The success of Ethernet as a dominant technology for wired Local Area Networks (LANs) has motivated an increased interest to use Ethernet technology in environments that require low latencies. With the adoption of the new Energy Efficient Ethernet (EEE) standard in coming generations of Ethernet switches, latency will increase. This can compromise the use of EEE switches in low latency applications, such as High Performance Computing. In this article, a simple technique to reduce the latency in store and forward switches is presented showing that it can effectively mitigate the effects of EEE in switch latency.
The wide adoption of Ethernet technology in LANs has enabled economies of scale, thus reducing the cost of Ethernet equipment when compared with other alternative technologies. This in turn has motivated an increased interest to use Ethernet in applications for which it was not originally intended, such as real-time industrial systems [1] and high performance computing clusters [2]. In these new applications, low latency is critical and special care must be taken, both in the network topology and in frame transmission ordering, to ensure that latency requirements are met [1].

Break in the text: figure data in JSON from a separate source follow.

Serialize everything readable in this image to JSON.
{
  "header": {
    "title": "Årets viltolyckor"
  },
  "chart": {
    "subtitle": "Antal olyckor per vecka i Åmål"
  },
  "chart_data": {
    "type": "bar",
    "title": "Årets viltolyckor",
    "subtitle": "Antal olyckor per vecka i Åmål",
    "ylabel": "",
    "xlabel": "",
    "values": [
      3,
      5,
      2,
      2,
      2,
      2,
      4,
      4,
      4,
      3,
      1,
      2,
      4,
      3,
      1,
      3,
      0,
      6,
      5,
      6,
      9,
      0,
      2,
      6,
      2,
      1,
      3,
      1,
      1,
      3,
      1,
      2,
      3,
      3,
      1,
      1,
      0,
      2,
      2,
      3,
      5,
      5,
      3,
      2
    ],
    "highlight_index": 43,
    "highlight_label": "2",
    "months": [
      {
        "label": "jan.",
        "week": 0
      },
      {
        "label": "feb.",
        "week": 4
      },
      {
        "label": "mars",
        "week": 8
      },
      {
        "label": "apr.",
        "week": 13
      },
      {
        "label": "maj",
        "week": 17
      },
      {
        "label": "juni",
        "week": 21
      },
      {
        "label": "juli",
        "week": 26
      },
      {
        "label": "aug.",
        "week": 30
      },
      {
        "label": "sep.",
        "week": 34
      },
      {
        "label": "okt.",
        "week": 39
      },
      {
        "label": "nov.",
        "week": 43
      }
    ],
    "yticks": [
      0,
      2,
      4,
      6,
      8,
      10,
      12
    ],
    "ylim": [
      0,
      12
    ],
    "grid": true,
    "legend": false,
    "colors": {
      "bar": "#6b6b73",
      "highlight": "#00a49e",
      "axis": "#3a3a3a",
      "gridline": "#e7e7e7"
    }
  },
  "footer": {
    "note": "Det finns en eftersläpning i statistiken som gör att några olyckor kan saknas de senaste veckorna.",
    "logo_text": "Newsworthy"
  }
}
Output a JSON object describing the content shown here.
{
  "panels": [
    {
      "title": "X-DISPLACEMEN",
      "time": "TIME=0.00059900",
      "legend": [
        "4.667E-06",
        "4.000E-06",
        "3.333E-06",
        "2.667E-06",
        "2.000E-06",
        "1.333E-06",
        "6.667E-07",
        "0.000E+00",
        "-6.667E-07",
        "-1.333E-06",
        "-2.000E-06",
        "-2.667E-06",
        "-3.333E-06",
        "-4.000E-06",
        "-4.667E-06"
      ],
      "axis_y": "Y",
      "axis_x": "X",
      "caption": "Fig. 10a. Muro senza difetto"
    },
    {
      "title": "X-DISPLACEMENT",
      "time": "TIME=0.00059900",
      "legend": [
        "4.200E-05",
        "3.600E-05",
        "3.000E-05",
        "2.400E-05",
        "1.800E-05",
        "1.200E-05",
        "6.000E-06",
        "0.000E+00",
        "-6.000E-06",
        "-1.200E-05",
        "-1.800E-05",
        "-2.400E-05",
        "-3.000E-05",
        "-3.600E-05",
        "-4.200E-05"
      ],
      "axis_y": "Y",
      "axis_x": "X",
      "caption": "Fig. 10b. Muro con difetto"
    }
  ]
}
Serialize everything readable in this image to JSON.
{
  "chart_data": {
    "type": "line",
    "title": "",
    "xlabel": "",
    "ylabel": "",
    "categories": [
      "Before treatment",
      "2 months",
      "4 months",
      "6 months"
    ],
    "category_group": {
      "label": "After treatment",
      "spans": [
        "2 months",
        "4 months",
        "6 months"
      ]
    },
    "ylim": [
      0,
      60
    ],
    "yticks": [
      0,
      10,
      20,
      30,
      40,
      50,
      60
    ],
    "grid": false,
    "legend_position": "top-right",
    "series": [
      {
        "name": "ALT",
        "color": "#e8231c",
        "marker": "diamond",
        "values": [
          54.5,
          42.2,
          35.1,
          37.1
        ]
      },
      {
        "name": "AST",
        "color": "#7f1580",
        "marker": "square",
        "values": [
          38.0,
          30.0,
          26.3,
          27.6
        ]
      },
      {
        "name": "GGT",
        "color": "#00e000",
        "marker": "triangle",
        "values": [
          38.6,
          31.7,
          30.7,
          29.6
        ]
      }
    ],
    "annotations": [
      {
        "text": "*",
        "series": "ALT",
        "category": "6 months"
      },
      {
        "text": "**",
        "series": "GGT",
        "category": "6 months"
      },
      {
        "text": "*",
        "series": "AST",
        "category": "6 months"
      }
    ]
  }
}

The IEEE 802.3az (Energy Efficient Ethernet) task force is currently working on a new Ethernet standard that will greatly reduce the energy consumption of Ethernet transceivers [3]. Additional energy savings can be obtained in other elements of the switches when EEE is implemented [4]. The EEE standard proposes the use of a low power mode when there are no frames to transmit. This allows most of the transceivers elements to be put into a quiet state, greatly reducing the energy consumption. When new frames arrive, the transceivers are awakened and the link is activated such that transmission can take place. Additionally, periodic refresh intervals are scheduled when the transceiver is in low power mode to ensure that the receiver elements are aligned with the current status of the channel.
The overall operation of EEE is illustrated in Figure 1. An initial evaluation of the expected performance of EEE in terms of Energy savings shows that significant savings can be obtained when the links operate at low loads [5].
As shown in Figure 1, when a frame arrives for transmission and the link is in the low power mode, it has to wait until the link is activated before transmission can begin. This introduces additional latency which is on the order of microseconds. Table I shows this additional latency for different link speeds as specified in [6]. This latency increase will not be an issue for most LANs configurations, but can compromise the performance in low latency environments such as real time industrial systems and high performance computer clusters. In this work, a technique to reduce this additional latency increase in Ethernet switches is presented.
Early Destination Lookup
In a switch, the use of EEE will cause additional latency when the frame's destination port is in low power mode. Today most Ethernet switches are store and forward. That is, they entirely receive a frame before forwarding it. For those switches, the destination port will be determined after the frame is completely received and only then the outgoing port will be activated. To reduce latency, we propose an early destination lookup once the destination address is received to obtain the destination port before the frame has been completely received. This is possible because the destination address is at the beginning of the Ethernet Frame as illustrated on Figure 2.
If the destination port is in low power mode, activation can take place while the rest of the frame is being received in the incoming port. This is similar to cut-through switching, in which an early destination lookup is performed so that frame transmission can start on the outgoing link while the rest of the frame is being received [7] . However, in the proposed approach, the early lookup is only used to wake the outgoing link, so that additional frame processing on other parts of the frame can be done before a final forwarding decision is made. If a decision is made to not forward the frame, for example, due to security reasons, the only cost would be a small amount of energy wasted on waking up the outgoing link. However, if the frame is forwarded as normal, then the latency required to wake the destination overlaps with frame reception and is reduced or eliminated.
To assess the benefits of the proposed approach, frame sizes of 60 bytes and 1500 bytes will be considered. They correspond to small and large frames, and represent the two extreme cases in terms of latency and benefits of the proposed solution. Coincidently these frames are commonly found in LAN traffic as shown in Figure 3. It will also be assumed that the early destination lookup will enable us to start link activation once the first six bytes of the frame (containing the destination address) are received.